Tehran Taboo
Tehran Taboo. Pari, Elias and Sara in a Restaurant

Ali Soozandeh’s Tehran Taboo is an animated dramatic feature that juggles multiple stories to explore the sexual double-standard behind the hypocrisy of life in contemporary Iran.  Living in exile in Germany since age 25, Iranian-born Soozandeh cannily uses animation to solve the problem of not being able to film in Tehran.

Kino Lorber will release Tehran Taboo on Wednesday, February 14, at New York’s Film Forum; in San Francisco, CA, on March 2 (Roxie Theatre) and in Los Angeles, CA, on March 9 (at Laemmle’s Town Center 5 and Music Hall 3). The film had its world premiere at the prestigious Cannes Critics’ Week before segueing to a competition slot at the Annecy Intl. Animated Film Festival.
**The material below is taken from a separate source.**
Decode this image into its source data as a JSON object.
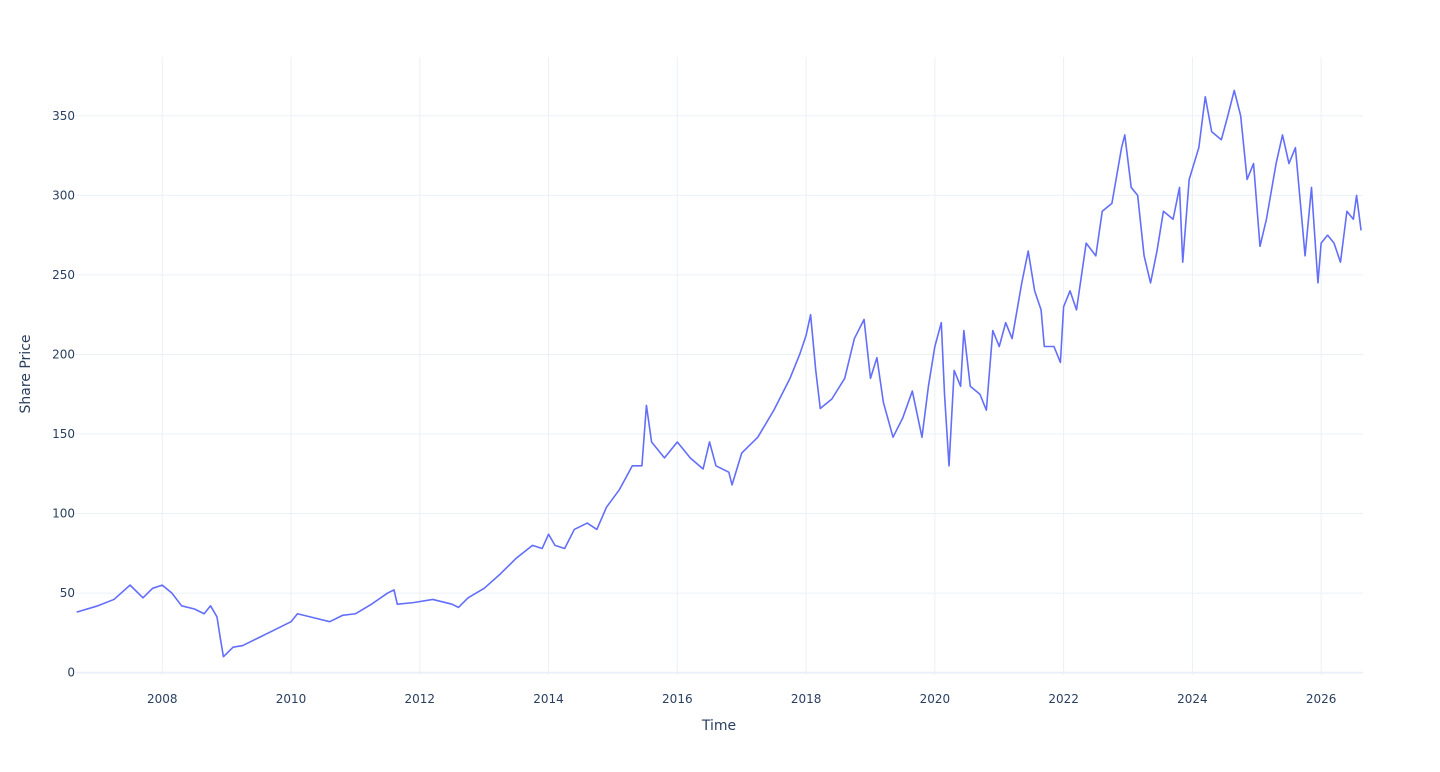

Blending multiple narratives into a complex picture of contemporary life in Iran’s most populous city, Tehran Taboo follows a young woman in need of an operation to “restore” her virginity; a divorce judge (in the Islamic Revolutionary Court) who extorts favors from a prostitute; a pregnant woman desperate to work for a living so she may live independently; and young women (purportedly virgins) being sold to Dubai for large sums of money.

The result is a complicated portrait of a social order in which women are at the bottom rung of a ladder built on religion, the law, and plain old misogyny.